There is a clear left-of-center/right-of-center split on the court with a justice or two who can swing. The split often centers on the power, authority and role of the federal government in people's lives. The ObamaCare law and its legal challenge falls directly on that fault line.
The main challenge to the law is over the mandate that everyone must buy health insurance. Proponents say the mandate is legally justifiable under the interstate commerce clause in the Constitution that allows the federal government to regulate commerce conducted across state lines.

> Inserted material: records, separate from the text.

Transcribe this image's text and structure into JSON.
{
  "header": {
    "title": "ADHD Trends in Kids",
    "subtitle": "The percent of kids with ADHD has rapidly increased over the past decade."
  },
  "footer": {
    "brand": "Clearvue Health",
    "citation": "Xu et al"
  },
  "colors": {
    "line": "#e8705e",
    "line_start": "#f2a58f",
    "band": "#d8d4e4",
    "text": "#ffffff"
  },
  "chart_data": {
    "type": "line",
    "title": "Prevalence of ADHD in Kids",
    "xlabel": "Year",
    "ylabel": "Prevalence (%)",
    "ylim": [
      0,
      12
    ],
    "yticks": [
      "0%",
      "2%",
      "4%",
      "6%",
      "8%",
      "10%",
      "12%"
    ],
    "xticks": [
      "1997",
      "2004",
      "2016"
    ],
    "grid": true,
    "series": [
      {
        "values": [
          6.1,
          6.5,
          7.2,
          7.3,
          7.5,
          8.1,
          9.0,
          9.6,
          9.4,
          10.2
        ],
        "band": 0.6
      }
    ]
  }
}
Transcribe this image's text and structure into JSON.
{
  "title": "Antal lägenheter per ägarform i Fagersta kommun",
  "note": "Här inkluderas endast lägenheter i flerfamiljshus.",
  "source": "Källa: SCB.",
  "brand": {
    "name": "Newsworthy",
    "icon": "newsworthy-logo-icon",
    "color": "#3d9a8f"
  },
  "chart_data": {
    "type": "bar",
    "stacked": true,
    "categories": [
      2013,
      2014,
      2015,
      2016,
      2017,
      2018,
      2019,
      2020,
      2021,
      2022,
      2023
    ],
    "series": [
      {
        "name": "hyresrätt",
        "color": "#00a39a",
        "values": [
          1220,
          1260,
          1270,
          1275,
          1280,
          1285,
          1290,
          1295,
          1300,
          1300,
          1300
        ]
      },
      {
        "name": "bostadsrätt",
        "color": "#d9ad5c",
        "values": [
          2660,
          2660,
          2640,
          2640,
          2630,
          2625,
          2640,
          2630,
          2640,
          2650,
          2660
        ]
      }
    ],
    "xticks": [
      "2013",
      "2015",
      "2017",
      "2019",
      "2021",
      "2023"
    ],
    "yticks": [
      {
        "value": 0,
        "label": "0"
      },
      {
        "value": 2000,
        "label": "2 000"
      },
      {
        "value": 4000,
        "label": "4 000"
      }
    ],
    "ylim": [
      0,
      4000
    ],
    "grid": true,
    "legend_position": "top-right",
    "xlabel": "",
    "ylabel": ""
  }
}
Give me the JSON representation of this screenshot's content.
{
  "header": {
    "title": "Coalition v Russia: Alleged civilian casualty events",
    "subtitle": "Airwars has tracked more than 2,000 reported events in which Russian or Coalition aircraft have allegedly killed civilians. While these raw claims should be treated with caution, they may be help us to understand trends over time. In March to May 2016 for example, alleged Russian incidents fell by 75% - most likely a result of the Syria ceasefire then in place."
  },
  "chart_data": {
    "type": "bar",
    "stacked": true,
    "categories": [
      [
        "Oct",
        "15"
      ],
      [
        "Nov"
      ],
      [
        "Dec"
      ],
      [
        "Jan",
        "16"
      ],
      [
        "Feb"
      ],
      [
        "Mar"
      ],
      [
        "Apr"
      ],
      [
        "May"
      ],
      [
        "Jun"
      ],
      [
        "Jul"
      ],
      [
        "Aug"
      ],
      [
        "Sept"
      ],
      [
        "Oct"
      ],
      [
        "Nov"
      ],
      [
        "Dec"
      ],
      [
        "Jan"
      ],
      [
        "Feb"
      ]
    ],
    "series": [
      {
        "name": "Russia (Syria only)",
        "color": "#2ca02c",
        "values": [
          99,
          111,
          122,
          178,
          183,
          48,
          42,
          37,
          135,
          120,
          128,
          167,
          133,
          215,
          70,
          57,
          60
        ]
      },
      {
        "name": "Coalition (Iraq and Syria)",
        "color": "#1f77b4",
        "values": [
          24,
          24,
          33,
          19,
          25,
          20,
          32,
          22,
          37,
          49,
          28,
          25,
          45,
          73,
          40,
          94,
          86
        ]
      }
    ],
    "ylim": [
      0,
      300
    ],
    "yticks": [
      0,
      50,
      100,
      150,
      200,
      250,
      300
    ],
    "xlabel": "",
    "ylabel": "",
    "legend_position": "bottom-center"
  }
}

Opponents say this would be the first time the American government compelled all citizens to buy something from private providers, and there is no constitutional authority for it to do that. They also say there would be no interstate commerce if there was not a mandate, so the mandate does not fall under the commerce clause.
Justices questions during oral arguments represented both sides. Supreme Court Justice Anthony Kennedy, a conservative, said the feds have a “very heavy burden of justification” to show where the Constitution authorizes Congress to redefine the relationship between citizens and the government. Liberal justices questioned if anything was being redefined because people already were buying health insurance.
Getting back
the giveaways
Just last year the state of Florida and Bay County chose to spend $750,000 to lure health-tech firm Redpine Healthcare Technologies Inc. to the state.
Now the two governments are in Leon County Circuit Court spending taxpayer money on legal fees to get back as much of the money as they can.
Redpine took the incentives, promising to create 410 jobs in Bay County and move its headquarters from Spokane, Wash. to Bay County. But in December, the software firm said it would not be able to fulfill its contracts and closed its Panama City office. Its problems apparently stemmed from losing a key investor and failing to obtain bridge financing to cover that loss.
The state invested $400,000 from the Quick Action Closing Fund while Bay County chipped in $350,000 from its county economic development program to lure the company.
Gov. Scott signs
corporate voucher expansion
Gov. Rick Scott signed into law an expansion of the education voucher program that is funded by corporations that contribute to the scholarship fund in return for tax credits.
The increase for the 2012-13 school year is more than $50 million from the current year, to $229 million.
The law also relaxes restrictions on students who can use the program, no longer requiring second- through fifth-grade students to have attended public school the prior year.
The political bug
that won't go away
Nancy Argenziano, a former legislator and Republican-turned-Democrat, was barred from joining the Democratic Party in time for this year's election. With that ruling, she has dropped plans to run for Congress as a Democrat and instead will run for the state Legislature.
Aside from the party-flipping, Argenziano is typical of many politicians in both parties who get elected to office, run into term limits, run for a different office, lose the election, and run for a different office and so on. Florida has had politicians that have held three or four different political offices spanning decades.
Argenziano was a Republican in the Florida House from 1996 to 2002 and then was elected to the Senate and stayed there until 2007, when former Gov. Charlie Crist appointed her to the Public Service Commission.
After her PSC term expired, she sought reappointment, but was denied. She resigned from the PSC and backed Democrat Alex Sink in the 2010 governor's race against Rick Scott.
She was registered as an Independent and changed her party status to Democrat too late to run for Congress. Scanning the horizon for other political offices she could go after, Argenziano placed her sights on her home area in Citrus County. So she has moved back there from Tallahassee to run against freshman Rep. Jimmie Smith, R-Inverness.
Argenziano's apparent addiction to public office is hardly unique. In fact, it is quite common.